Ia tak menurunkan lagi tangannya untuk menutupi bagian pribadinya itu. Seolah-olah mengijinkanku untuk menatapnya lebih lama. Aku pun memotret-motret tubuhnya yang telanjang itu dengan sigap. 

Puas dengan bagian depan tubuhnya, aku suruh Rina untuk membalik badan. Ia pun menurut. Pantatnya terekspos jelas dengan sempurna. Kencang dan bulat. Belahan pantatnya agak menghitam dibanding bagian lainnya. Namun, bentuk pinggulnya menggodaku. 

Aku menyuruhnya berpose dalam beragam gaya, mulai dari berdiri sopan hingga meremas dada, melompat riang, dan berekspresi sensual. Hari ini, aku benar-benar melihat Rina dalam nuansa yang berbeda. Itu benar-benar menghanyutkanku. 

Lalu, ia pun aku suruh mengangkang. Kemaluannya yang merah muda tampak sedikit basah. "Kamu terangsang ya Rin", godaku. "Hmmm...enggak tau deh kak", balasnya lugu.

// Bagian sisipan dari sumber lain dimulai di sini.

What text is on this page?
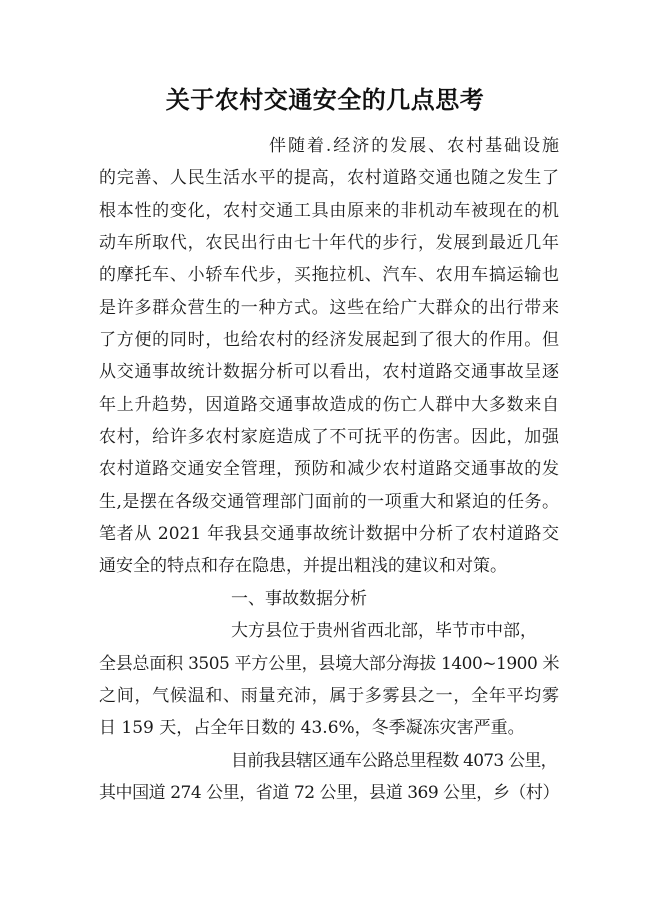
关于农村交通安全的几点思考
伴随着.经济的发展、农村基础设施
的完善、人民生活水平的提高，农村道路交通也随之发生了
根本性的变化，农村交通工具由原来的非机动车被现在的机
动车所取代，农民出行由七十年代的步行，发展到最近几年
的摩托车、小轿车代步，买拖拉机、汽车、农用车搞运输也
是许多群众营生的一种方式。这些在给广大群众的出行带来
了方便的同时，也给农村的经济发展起到了很大的作用。但
从交通事故统计数据分析可以看出，农村道路交通事故呈逐
年上升趋势，因道路交通事故造成的伤亡人群中大多数来自
农村，给许多农村家庭造成了不可抚平的伤害。因此，加强
农村道路交通安全管理，预防和减少农村道路交通事故的发
生,是摆在各级交通管理部门面前的一项重大和紧迫的任务。
笔者从 2021 年我县交通事故统计数据中分析了农村道路交
通安全的特点和存在隐患，并提出粗浅的建议和对策。
一、事故数据分析
大方县位于贵州省西北部，毕节市中部，
全县总面积 3505 平方公里，县境大部分海拔 1400~1900 米
之间，气候温和、雨量充沛，属于多雾县之一，全年平均雾
日 159 天，占全年日数的 43.6%，冬季凝冻灾害严重。
目前我县辖区通车公路总里程数 4073 公里，
其中国道 274 公里，省道 72 公里，县道 369 公里，乡（村）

Aku pun tersenyum simpul. "Kemaluanmu oke banget. Menggemaskan. Pingin kakak...",
"jangan disentuh kak...", tahannya. Sepertinya Rina tahu kalo aku pingin menyentuh rambut-rambut kemaluannya yang lebat itu.

"Oke Rin, sekarang nungging yuk..."
Pantatnya pun terbelah. Lubang pantatnya menutup rapat membentuk guratan-guratan kulit yang eksotik. Tepi-tepi belahan pantatnya terdapat rambut-rambut dari area kemaluannya. Aku pun memotret-motret bagian itu. Indah sekali.

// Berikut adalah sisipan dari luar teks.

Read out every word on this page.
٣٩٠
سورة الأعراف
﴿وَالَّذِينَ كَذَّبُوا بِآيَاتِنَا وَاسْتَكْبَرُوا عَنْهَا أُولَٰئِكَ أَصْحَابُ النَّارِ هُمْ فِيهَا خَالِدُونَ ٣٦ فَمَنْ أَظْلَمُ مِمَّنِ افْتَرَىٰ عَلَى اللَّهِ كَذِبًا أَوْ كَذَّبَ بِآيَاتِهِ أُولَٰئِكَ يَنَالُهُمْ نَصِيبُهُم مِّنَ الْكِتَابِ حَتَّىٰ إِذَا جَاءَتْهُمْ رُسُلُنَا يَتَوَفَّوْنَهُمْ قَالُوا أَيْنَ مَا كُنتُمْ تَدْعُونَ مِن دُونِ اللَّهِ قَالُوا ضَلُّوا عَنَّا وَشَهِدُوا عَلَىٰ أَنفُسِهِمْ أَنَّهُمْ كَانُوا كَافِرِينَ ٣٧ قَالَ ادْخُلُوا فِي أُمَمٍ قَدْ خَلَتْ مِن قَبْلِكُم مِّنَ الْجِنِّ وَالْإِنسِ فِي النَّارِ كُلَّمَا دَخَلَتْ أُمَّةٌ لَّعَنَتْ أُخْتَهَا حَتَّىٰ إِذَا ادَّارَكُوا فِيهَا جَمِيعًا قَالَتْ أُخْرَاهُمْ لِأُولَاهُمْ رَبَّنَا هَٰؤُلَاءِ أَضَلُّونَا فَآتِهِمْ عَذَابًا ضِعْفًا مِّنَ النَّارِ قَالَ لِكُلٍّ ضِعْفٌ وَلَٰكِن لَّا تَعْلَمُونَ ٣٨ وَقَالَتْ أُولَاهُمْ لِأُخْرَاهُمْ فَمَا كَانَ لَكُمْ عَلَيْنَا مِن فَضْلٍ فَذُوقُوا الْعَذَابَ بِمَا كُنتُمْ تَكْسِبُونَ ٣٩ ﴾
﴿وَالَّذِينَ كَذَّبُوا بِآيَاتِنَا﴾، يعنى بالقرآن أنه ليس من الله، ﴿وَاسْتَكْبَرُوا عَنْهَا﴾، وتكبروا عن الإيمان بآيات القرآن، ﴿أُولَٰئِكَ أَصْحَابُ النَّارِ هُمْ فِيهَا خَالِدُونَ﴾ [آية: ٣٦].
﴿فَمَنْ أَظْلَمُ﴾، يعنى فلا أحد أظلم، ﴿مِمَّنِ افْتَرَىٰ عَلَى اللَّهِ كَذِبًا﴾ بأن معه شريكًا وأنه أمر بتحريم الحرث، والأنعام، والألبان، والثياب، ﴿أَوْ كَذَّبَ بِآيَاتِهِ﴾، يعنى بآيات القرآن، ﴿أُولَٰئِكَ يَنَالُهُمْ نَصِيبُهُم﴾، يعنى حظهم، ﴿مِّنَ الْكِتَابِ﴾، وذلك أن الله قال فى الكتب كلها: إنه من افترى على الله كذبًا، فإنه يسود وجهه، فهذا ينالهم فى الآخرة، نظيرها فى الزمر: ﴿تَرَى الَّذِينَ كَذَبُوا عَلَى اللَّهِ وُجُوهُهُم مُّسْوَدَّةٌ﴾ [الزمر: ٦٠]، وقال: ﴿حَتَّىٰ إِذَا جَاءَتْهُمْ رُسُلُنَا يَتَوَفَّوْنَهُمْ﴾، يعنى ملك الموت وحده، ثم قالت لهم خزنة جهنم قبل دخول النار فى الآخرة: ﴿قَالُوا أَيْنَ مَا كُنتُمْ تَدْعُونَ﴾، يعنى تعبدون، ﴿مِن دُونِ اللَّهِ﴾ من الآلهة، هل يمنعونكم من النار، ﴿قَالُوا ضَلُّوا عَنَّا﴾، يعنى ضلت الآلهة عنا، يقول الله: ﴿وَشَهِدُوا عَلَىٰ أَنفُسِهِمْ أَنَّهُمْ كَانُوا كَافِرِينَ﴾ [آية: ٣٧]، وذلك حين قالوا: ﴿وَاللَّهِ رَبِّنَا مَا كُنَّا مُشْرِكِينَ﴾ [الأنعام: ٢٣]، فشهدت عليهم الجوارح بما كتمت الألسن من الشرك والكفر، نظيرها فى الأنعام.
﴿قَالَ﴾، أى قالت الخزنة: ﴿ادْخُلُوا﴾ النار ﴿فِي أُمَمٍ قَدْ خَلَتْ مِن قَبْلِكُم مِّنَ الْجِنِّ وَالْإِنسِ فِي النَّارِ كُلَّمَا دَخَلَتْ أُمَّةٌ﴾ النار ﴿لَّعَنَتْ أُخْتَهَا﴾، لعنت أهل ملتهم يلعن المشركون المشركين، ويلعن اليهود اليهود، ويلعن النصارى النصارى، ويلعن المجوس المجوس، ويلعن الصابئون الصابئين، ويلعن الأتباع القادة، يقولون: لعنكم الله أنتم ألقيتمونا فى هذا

Pemotretan berlangsung selama 2 jam. Aku sudah memiliki banyak sekali koleksi foto telanjang si Rina. Seolah-olah aku menang dari Rina karena tidak ada semilimeter pun bagian Rina yang belum aku lihat. Dada, kemaluan, lubang kencing, lubang pantat, sampai bibir-bibir kemaluannya yang ranum.

Rina pun sudah tampak kelelahan. Aku memberinya minuman kesegaran sambil mengusap keringatnya menggunakan sapu tangan kecil. Semua bagian badannya aku usap dengan lembut.

Rina, kamu benar-benar gadis yang cantik. Gumamku. Aku beruntung menemukanmu 3 tahun yang lalu.

Akhirnya, dua tangan Rina aku pegang erat-erat. Dalam keadaan telanjang, Rina menatapku. Lalu, aku mendaratkan bibirku di pipinya sambil berkata lembut.

"Terima kasih ya Rin... kakak benar-benar beruntung bisa mengenalmu".

Rina tertawa lembut. Ia masih tersipu. Ia pun mengangguk dan aku menyuruhnya mengenakan pakaian lagi.